Absence makes the heart grow fonder. We have a clear and pretty short list of scenarios in which we break our no-screens rule. Family Movie Night, which happens once a week or so; travel and vacations, during which the iPad may as well have its own plane ticket (it’s that important to our overall sanity); and anytime one of the kids is sick. (Bonus: When the baby is sick, the preschooler still gets to watch TV!) Because we don’t allow screen-time in our normal routine, these exceptions are that much sweeter for all of us. The kids look forward to movie night all week, and can go on a screen-time bender during vacation (which gives Mommy a break, too). When life returns to normal, we resume our no-screens lifestyle with relatively minor fuss and adjustment.
Out of sight, out of mind. If you don’t have ice cream in the freezer, you can’t sneak a bite or two every time you open the door. Similarly, if you don’t know what channel the kids’ shows are on and they aren’t stored on your DVR, it’s a lot harder to cave to temptation.

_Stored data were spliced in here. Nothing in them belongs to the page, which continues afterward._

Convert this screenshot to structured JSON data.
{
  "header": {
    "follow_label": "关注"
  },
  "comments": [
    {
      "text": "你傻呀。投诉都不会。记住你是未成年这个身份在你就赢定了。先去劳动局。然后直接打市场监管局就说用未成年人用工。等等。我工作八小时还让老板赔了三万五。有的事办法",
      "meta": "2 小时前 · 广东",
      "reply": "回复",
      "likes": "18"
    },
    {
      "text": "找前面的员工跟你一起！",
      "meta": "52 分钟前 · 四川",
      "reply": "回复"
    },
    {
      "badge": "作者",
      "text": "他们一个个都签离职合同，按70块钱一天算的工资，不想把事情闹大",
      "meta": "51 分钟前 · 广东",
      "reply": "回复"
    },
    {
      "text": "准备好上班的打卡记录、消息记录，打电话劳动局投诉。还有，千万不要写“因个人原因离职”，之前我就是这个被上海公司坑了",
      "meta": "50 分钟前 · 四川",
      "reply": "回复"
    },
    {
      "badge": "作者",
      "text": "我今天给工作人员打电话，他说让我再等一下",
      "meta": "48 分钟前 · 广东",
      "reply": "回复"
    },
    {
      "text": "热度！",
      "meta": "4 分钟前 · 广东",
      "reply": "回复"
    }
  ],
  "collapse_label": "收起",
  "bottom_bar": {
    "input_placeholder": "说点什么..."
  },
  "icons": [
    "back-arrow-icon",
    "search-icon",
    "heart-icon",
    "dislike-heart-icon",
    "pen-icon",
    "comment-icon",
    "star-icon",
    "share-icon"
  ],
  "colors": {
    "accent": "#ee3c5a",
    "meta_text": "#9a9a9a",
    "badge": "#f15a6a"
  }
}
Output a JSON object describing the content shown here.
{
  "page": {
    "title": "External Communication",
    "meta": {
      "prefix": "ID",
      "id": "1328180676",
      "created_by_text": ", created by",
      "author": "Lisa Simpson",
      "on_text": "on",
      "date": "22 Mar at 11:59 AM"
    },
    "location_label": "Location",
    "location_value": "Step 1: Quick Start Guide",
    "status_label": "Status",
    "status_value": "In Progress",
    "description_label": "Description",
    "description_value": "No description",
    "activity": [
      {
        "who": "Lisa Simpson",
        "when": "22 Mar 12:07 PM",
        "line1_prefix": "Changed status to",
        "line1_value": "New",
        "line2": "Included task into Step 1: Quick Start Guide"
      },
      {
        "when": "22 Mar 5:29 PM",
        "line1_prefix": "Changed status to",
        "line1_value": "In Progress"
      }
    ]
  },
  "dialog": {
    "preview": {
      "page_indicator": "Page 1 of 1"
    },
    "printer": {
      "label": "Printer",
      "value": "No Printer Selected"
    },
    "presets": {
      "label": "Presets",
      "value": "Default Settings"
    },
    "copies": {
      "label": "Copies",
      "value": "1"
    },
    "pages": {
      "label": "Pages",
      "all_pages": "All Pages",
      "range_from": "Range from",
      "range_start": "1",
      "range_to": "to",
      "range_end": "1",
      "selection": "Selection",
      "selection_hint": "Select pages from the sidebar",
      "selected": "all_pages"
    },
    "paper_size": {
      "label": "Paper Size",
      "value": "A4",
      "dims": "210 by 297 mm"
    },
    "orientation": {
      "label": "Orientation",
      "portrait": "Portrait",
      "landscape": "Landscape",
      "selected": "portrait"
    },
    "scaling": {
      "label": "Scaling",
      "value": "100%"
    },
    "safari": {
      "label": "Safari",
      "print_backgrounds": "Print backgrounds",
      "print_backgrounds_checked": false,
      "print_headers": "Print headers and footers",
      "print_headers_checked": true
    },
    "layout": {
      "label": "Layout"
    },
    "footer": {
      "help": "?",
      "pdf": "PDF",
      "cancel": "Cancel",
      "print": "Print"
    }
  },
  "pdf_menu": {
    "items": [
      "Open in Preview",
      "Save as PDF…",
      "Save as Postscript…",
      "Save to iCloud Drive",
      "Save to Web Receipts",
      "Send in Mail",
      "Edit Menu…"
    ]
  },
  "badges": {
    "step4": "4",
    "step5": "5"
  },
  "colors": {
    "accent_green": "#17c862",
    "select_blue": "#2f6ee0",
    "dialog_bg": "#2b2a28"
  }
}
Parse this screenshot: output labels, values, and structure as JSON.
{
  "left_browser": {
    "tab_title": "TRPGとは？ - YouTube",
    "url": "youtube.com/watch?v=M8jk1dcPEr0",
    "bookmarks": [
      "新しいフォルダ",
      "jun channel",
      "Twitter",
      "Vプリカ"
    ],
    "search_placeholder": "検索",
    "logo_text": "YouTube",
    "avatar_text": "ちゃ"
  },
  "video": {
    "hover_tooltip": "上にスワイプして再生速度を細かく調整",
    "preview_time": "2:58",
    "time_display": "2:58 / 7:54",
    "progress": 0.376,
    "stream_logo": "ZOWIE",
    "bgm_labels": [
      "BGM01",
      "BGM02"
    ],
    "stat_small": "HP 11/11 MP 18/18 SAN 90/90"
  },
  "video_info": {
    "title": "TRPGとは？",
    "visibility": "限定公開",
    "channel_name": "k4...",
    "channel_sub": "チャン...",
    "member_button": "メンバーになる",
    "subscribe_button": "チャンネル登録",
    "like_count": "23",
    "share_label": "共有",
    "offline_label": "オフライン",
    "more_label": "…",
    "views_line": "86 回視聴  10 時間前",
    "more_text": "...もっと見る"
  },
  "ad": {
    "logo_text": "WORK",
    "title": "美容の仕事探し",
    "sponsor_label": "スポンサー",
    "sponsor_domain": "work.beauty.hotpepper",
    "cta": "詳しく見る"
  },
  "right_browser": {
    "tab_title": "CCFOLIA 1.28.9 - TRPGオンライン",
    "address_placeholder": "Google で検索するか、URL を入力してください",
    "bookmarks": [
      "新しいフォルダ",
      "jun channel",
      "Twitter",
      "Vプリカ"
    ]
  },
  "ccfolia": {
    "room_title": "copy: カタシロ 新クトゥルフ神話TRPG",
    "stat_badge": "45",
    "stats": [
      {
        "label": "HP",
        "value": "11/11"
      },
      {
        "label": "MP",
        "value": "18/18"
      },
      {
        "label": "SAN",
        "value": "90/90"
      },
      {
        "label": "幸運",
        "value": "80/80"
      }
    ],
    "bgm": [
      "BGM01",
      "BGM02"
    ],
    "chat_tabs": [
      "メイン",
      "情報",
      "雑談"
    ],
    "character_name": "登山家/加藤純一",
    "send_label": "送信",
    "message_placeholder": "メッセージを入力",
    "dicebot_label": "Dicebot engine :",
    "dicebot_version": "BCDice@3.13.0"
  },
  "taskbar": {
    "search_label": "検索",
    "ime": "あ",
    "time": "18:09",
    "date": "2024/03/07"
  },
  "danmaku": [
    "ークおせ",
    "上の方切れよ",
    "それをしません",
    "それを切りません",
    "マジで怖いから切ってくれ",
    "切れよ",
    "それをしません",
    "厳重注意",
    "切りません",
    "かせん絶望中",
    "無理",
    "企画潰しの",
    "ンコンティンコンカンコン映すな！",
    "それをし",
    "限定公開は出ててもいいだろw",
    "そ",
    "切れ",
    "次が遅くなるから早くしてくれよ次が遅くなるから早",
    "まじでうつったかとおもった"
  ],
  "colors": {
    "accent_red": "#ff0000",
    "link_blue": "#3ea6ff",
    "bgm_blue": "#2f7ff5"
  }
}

The longer I’ve been screen-free with the kids, the easier it’s become for the simple reason that I don’t know what’s on, when it’s on, or how to find it. It would take me longer to actually find something for them to watch than it would to redirect their squirrely-ness into a new game or activity.
Everyone seems to have an opinion on whether or not TV and videos are ruining our babies’ brains, but no one seems to be talking about the benefits of a screen-free home. I wish more of the discussion would center around what families can gain by limiting screen time and how those who are looking to reduce their kids’ time in front of the TV can shift to a screen-free lifestyle.
Have you found ways to limit TV with your kids? Have you opted out altogether?